CDH PGR Isabel Duarte reports on the recent International Conference on Design History and Design Studies, and the range of papers delivered by the CDH members in attendance.

The 14th edition of the International Conference on Design History and Design Studies took place on the Indian Institute of Technology Delhi campus between 10 and 12 October 2025. The beautiful campus—featuring, among other buildings, a modernist structure designed by J.K. Chowdhury in 1961—offered a fresh, leafy, and quiet refuge from the busy commotion of Delhi’s streets. Yet, much like the buzzing city outside, the mood inside the conference rooms was one of excitement. Around 300 scholars from across the world gathered each day to hear engaging papers and keynotes. The campus proved to be a fantastic setting for conversations to flourish: presentations sparked new collaborations, and multiple generations of design enthusiasts had the opportunity to mingle.

The conference opened with a moving ceremony featuring the IIT Director and the organising team. The first keynote, delivered by Laila Tyabji, offered a rich reflection on the sometimes productive, sometimes fraught relationships between design, craft, identity, and sustainability. Drawing on her long-established research and deep connections with craftspeople in India, she provided a textured account of these entanglements. The morning concluded with a stimulating panel discussion between Sarita Sundar, Arjun Ghosh, Sarah Teasley and Priscila Lena Farias, during which notions of neutrality, certainty, maps, and landscapes were productively questioned and complicated. The tone was set: the next 72 hours were going to be exciting.
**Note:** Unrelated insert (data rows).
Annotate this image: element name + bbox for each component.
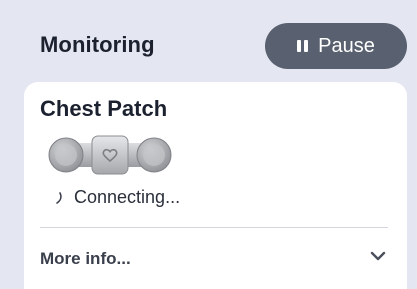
connection-status: Connecting... bbox=[54, 187, 180, 208]
pause-icon bbox=[297, 40, 309, 52]
connecting-spinner-icon bbox=[56, 191, 62, 204]
monitoring-screen: Monitoring Pause Chest Patch Connecting.… bbox=[0, 0, 417, 289]
more-info-label: More info... bbox=[40, 249, 131, 268]
chest-patch-device-icon bbox=[48, 135, 172, 175]
device-name: Chest Patch bbox=[40, 96, 168, 121]
section-title: Monitoring bbox=[40, 32, 155, 57]
more-info-toggle[interactable]: More info... bbox=[24, 228, 407, 286]
chevron-down-icon bbox=[370, 251, 386, 261]
pause-button[interactable]: Pause bbox=[265, 23, 407, 69]
pause-button-label: Pause bbox=[318, 34, 375, 57]
connection-status-text: Connecting... bbox=[74, 187, 181, 207]
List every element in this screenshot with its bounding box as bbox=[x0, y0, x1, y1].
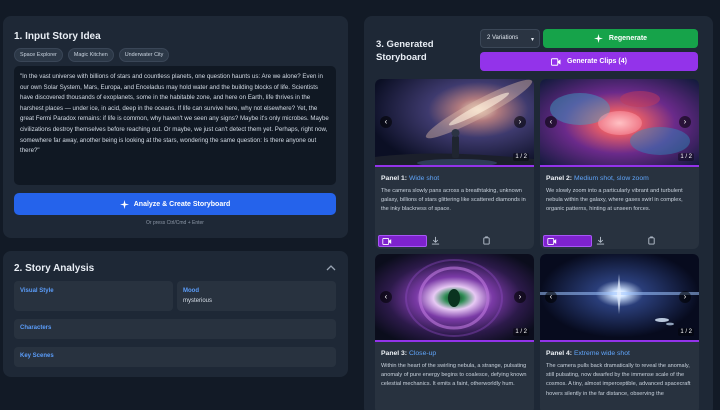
panel-2-actions bbox=[543, 235, 698, 247]
generate-clip-button[interactable] bbox=[378, 235, 427, 247]
variation-counter: 1 / 2 bbox=[678, 328, 694, 336]
storyboard-title-line1: 3. Generated bbox=[376, 39, 434, 50]
variations-value: 2 Variations bbox=[487, 35, 519, 41]
shortcut-hint: Or press Ctrl/Cmd + Enter bbox=[146, 220, 204, 226]
storyboard-panel-3: ‹ › 1 / 2 Panel 3: Close-up Within the h… bbox=[375, 254, 534, 410]
panel-2-description: We slowly zoom into a particularly vibra… bbox=[546, 188, 683, 213]
video-icon bbox=[551, 57, 561, 66]
next-arrow-icon[interactable]: › bbox=[679, 116, 691, 128]
panel-4-image: ‹ › 1 / 2 bbox=[540, 254, 699, 342]
panel-4-description: The camera pulls back dramatically to re… bbox=[546, 363, 691, 397]
storyboard-panel-4: ‹ › 1 / 2 Panel 4: Extreme wide shot The… bbox=[540, 254, 699, 410]
nebula-image bbox=[540, 79, 699, 165]
analysis-section-title: 2. Story Analysis bbox=[14, 263, 95, 274]
sparkle-icon bbox=[593, 34, 603, 43]
chip-magic-kitchen[interactable]: Magic Kitchen bbox=[67, 48, 114, 62]
panel-1-image: ‹ › 1 / 2 bbox=[375, 79, 534, 167]
chip-underwater-city[interactable]: Underwater City bbox=[118, 48, 170, 62]
prev-arrow-icon[interactable]: ‹ bbox=[380, 116, 392, 128]
input-section-title: 1. Input Story Idea bbox=[14, 31, 101, 42]
prev-arrow-icon[interactable]: ‹ bbox=[545, 116, 557, 128]
storyboard-panel-2: ‹ › 1 / 2 Panel 2: Medium shot, slow zoo… bbox=[540, 79, 699, 249]
panel-3-title: Panel 3: Close-up bbox=[381, 350, 437, 357]
characters-label: Characters bbox=[20, 325, 52, 331]
copy-icon[interactable] bbox=[647, 236, 656, 245]
copy-icon[interactable] bbox=[482, 236, 491, 245]
example-chips: Space Explorer Magic Kitchen Underwater … bbox=[14, 48, 170, 62]
download-icon[interactable] bbox=[596, 236, 605, 245]
mood-label: Mood bbox=[183, 288, 199, 294]
variation-counter: 1 / 2 bbox=[678, 153, 694, 161]
characters-box: Characters bbox=[14, 319, 336, 339]
visual-style-label: Visual Style bbox=[20, 288, 54, 294]
analyze-button[interactable]: Analyze & Create Storyboard bbox=[14, 193, 336, 215]
generate-clips-button[interactable]: Generate Clips (4) bbox=[480, 52, 698, 71]
generate-clips-label: Generate Clips (4) bbox=[567, 58, 627, 65]
variation-counter: 1 / 2 bbox=[513, 153, 529, 161]
next-arrow-icon[interactable]: › bbox=[514, 291, 526, 303]
panel-1-actions bbox=[378, 235, 533, 247]
prev-arrow-icon[interactable]: ‹ bbox=[545, 291, 557, 303]
key-scenes-label: Key Scenes bbox=[20, 353, 54, 359]
regenerate-label: Regenerate bbox=[608, 35, 648, 42]
video-icon bbox=[382, 238, 392, 245]
chevron-down-icon: ▾ bbox=[530, 37, 534, 43]
app-page: 1. Input Story Idea Space Explorer Magic… bbox=[0, 0, 720, 410]
generate-clip-button[interactable] bbox=[543, 235, 592, 247]
panel-3-description: Within the heart of the swirling nebula,… bbox=[381, 363, 527, 388]
panel-4-title: Panel 4: Extreme wide shot bbox=[546, 350, 630, 357]
galaxy-image bbox=[375, 79, 534, 165]
spacecraft-image bbox=[540, 254, 699, 340]
panel-3-image: ‹ › 1 / 2 bbox=[375, 254, 534, 342]
analyze-button-label: Analyze & Create Storyboard bbox=[133, 200, 231, 208]
panel-1-description: The camera slowly pans across a breathta… bbox=[381, 188, 526, 213]
download-icon[interactable] bbox=[431, 236, 440, 245]
anomaly-image bbox=[375, 254, 534, 340]
variation-counter: 1 / 2 bbox=[513, 328, 529, 336]
mood-value: mysterious bbox=[183, 298, 213, 304]
video-icon bbox=[547, 238, 557, 245]
visual-style-box: Visual Style bbox=[14, 281, 173, 311]
panel-2-title: Panel 2: Medium shot, slow zoom bbox=[546, 175, 649, 182]
variations-select[interactable]: 2 Variations ▾ bbox=[480, 29, 540, 48]
mood-box: Mood mysterious bbox=[177, 281, 336, 311]
key-scenes-box: Key Scenes bbox=[14, 347, 336, 367]
storyboard-title-line2: Storyboard bbox=[376, 52, 427, 63]
sparkle-icon bbox=[119, 199, 129, 209]
prev-arrow-icon[interactable]: ‹ bbox=[380, 291, 392, 303]
story-textarea[interactable]: "In the vast universe with billions of s… bbox=[14, 66, 336, 185]
storyboard-panel-1: ‹ › 1 / 2 Panel 1: Wide shot The camera … bbox=[375, 79, 534, 249]
panel-1-title: Panel 1: Wide shot bbox=[381, 175, 440, 182]
panel-2-image: ‹ › 1 / 2 bbox=[540, 79, 699, 167]
chip-space-explorer[interactable]: Space Explorer bbox=[14, 48, 63, 62]
next-arrow-icon[interactable]: › bbox=[514, 116, 526, 128]
chevron-up-icon[interactable] bbox=[326, 263, 336, 273]
next-arrow-icon[interactable]: › bbox=[679, 291, 691, 303]
regenerate-button[interactable]: Regenerate bbox=[543, 29, 698, 48]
The following two days were packed with panels and keynotes. Without any hierarchy or preference, I highlight here just a few of the many compelling presentations I had the pleasure to attend. Evelyn Maísa Hettwe (University of São Paulo) delivered an insightful paper on representations of domesticity in Brazilian advertising during the military regime. Kshiraja Krishnan (Royal College of Art, UK) offered an interdisciplinary reading of the cartography of cinemas in Bombay and its impact on cultural history, showing how these spaces became some of the earliest homogenised environments across class, caste and gender in modern India. Benedetta Toledo and Ernesto Ramon Rispoli (University of Naples, Italy) presented a poignant and enjoyable paper on the creativity and impact of spontaneous and makeshift design solutions encountered in Naples. Gwendolyn Kulick (German University in Cairo) invited us to rethink who an “ethical” initiative truly empowers through her study of aid programmes, philanthropic undertakings and community development projects in Pakistan, advancing the concept of “designing for coalescence.” Nuno Coelho (University of Coimbra, Portugal) guided us through a history of Portugal told through its brands, revealing how consumer visual culture both reflects and shapes national identity. And Sarah Cheang (Royal College of Art, UK) expertly combined adorable images of Chow Chows with an unsettling analysis of the constructions of race and cultural myths about China and Chinese people that persist today—eliciting both laughter and wincing from the audience.

CDH PGR Pragya Sharma winning a prize for Distinguished Paper from an Emerging Scholar

Colleagues announcing the award of a Distinguished Paper to Isabel Duarte

It is also worth highlighting the strong presence of the University of Brighton, and in particular the Centre for Design History. Pragya Sharma delivered a wonderful study of one of the oldest hand-knitted objects from India—a pair of long gloves housed at the Ashmolean Museum in Oxford—using it as a catalyst to interrogate who has the power to collect and what global design history includes, excludes, and why. Aurore Damoiseaux presented a fascinating history of anti-nuclear activism through knitwear. Finally, Harriet Atkinson opened a window into design history through the study of activist groups and their collaborative making practices, focusing on the feminist collective See Red Women’s Workshop and their striking posters. The conference also featured Jonathan Woodham’s rigorous and insightful keynote on the history of the International Conference on Design History, tracing its many developments, challenges and intentions from the inaugural 1999 edition in Barcelona to the present.

Jonathan Woodham’s keynote to ICDHS14

Saurabh Tewari and the organising team were extraordinarily generous and made ICDHS14 a very special and enriching experience—from the remarkable welcome bag attendees received (including a tote bag, notebook and lanyard, all handmade by local craftspeople, each strand of the conference represented by a unique pattern), to the excellent food provided each day, to their commitment to ensuring the programme ran smoothly and on time. The fantastic team of volunteers—mainly design students—were joyful, efficient, and an essential part of what made the experience so enjoyable.